A registration statement on Form S-1, as amended (File No. 333-264242), relating to these securities was declared effective by the Securities and Exchange Commission (“SEC”) on October 25, 2022. This offering is being made only by means of a prospectus forming part of the effective registration statement. A preliminary prospectus relating to and describing the terms of the offering has been filed with the SEC. Copies of the preliminary prospectus, and when available, copies of the final prospectus relating to the offering may be obtained for free by visiting the SEC’s website at www.sec.gov or from H.C. Wainwright & Co., LLC, 430 Park Avenue, 3rd Floor, New York, New York 10022, by email at firstname.lastname@example.org or by telephone at (212) 856-5711.
This press release shall not constitute an offer to sell or a solicitation of an offer to buy these securities, nor shall there be any sale of these securities in any state or other jurisdiction in which such offer, solicitation or sale would be unlawful prior to the registration or qualification under the securities laws of any such state or other jurisdiction.

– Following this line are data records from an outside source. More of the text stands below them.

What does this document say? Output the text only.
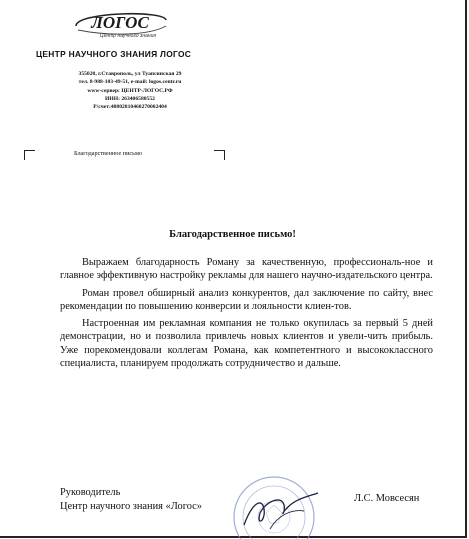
ЛОГОС
Центр научного знания
ЦЕНТР НАУЧНОГО ЗНАНИЯ ЛОГОС
355020, г.Ставрополь, ул Туапсинская 29
тел. 8-988-103-49-51, e-mail: logos.centr.ru
www-сервер: ЦЕНТР-ЛОГОС.РФ
ИНН: 263406580552
Р/счет:40802810460270002404
Благодарственное письмо
Благодарственное письмо!

Выражаем благодарность Роману за качественную, профессиональ-ное и главное эффективную настройку рекламы для нашего научно-издательского центра.

Роман провел обширный анализ конкурентов, дал заключение по сайту, внес рекомендации по повышению конверсии и лояльности клиен-тов.

Настроенная им рекламная компания не только окупилась за первый 5 дней демонстрации, но и позволила привлечь новых клиентов и увели-чить прибыль. Уже порекомендовали коллегам Романа, как компетентного и высококлассного специалиста, планируем продолжать сотрудничество и дальше.

Руководитель
Центр научного знания «Логос»
Л.С. Мовсесян
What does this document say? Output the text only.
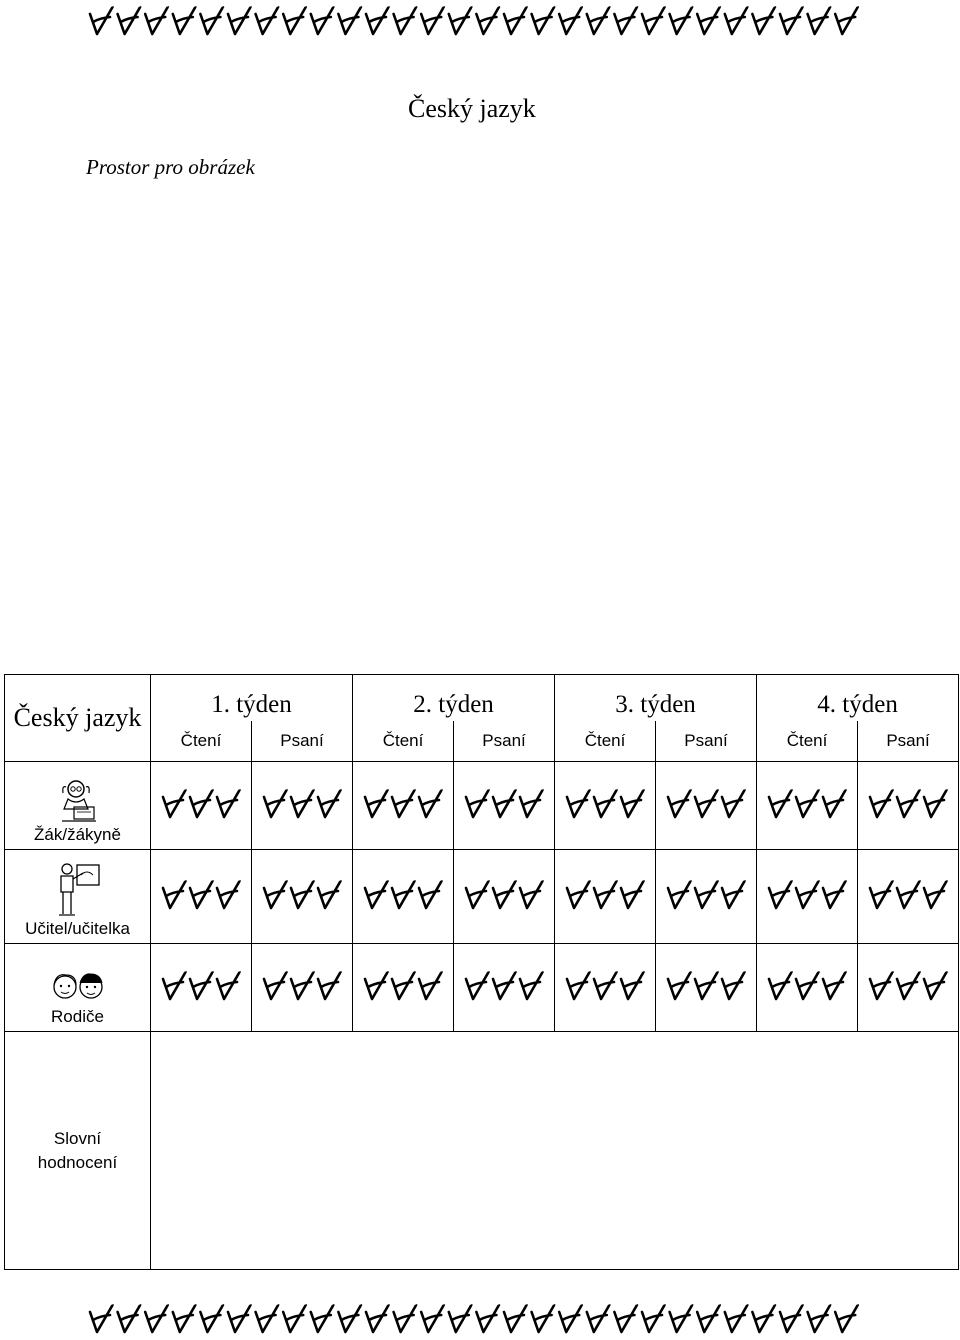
Český jazyk
Prostor pro obrázek
Český jazyk	1. týden		2. týden		3. týden		4. týden	
	Čtení	Psaní	Čtení	Psaní	Čtení	Psaní	Čtení	Psaní

Žák/žákyně								

Učitel/učitelka								

Rodiče								
Slovní hodnocení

About ThermoGenesis Holdings, Inc.
ThermoGenesis Holdings, Inc. develops, commercializes, and markets a range of automated technologies for CAR-T and other cell-based therapies. The Company currently markets a full suite of solutions for automated clinical biobanking, point-of-care applications, and automation for immuno-oncology, including its semi-automated, functionally closed CAR-TXpress™ platform, which streamlines the manufacturing process for the emerging CAR-T immunotherapy market. For more information about ThermoGenesis, please visit: www.thermogenesis.com.
This press release contains “forward-looking statements” within the meaning of the U.S. Private Securities Litigation Reform Act of 1995. The forward-looking statements involve risks and uncertainties that could cause actual results to differ materially from the forward-looking statements contained herein. When used in this press release, the words “anticipate,” “believe,” “estimate,” “expect” and similar expressions as they relate to the Company, or its management are intended to identify such forward-looking statements. Actual results, performance or achievements could differ materially from the results expressed in or implied by these forward-looking statements. Readers should be aware of important factors that, in some cases, have affected, and in the future could affect, actual results to differ materially from those expressed in any forward-looking statements made by or on behalf of the Company. These factors include without limitation, market and other conditions, the satisfaction of customary closing conditions related to the offering, the expected closing of the offering, the expected use of the net proceeds from the offering, the ability to obtain capital and other financing in the amounts and at the times needed to launch new products, market acceptance of new products, the nature and timing of regulatory approvals for both new products and existing products for which the Company proposes new claims, realization of forecasted revenues, expenses and income, initiatives by competitors, price pressures, failure to meet FDA regulated requirements governing the Company’s products and operations (including the potential for product recalls associated with such regulations), risks associated with initiating manufacturing for new products, failure to meet Foreign Corrupt Practice Act regulations, legal proceedings, uncertainty associated with the COVID-19 pandemic, and other risk factors listed from time to time in our reports with the Securities and Exchange Commission, including, in particular, those set forth in ThermoGenesis Holdings’ Form 10-K for the year ended December 31, 2021.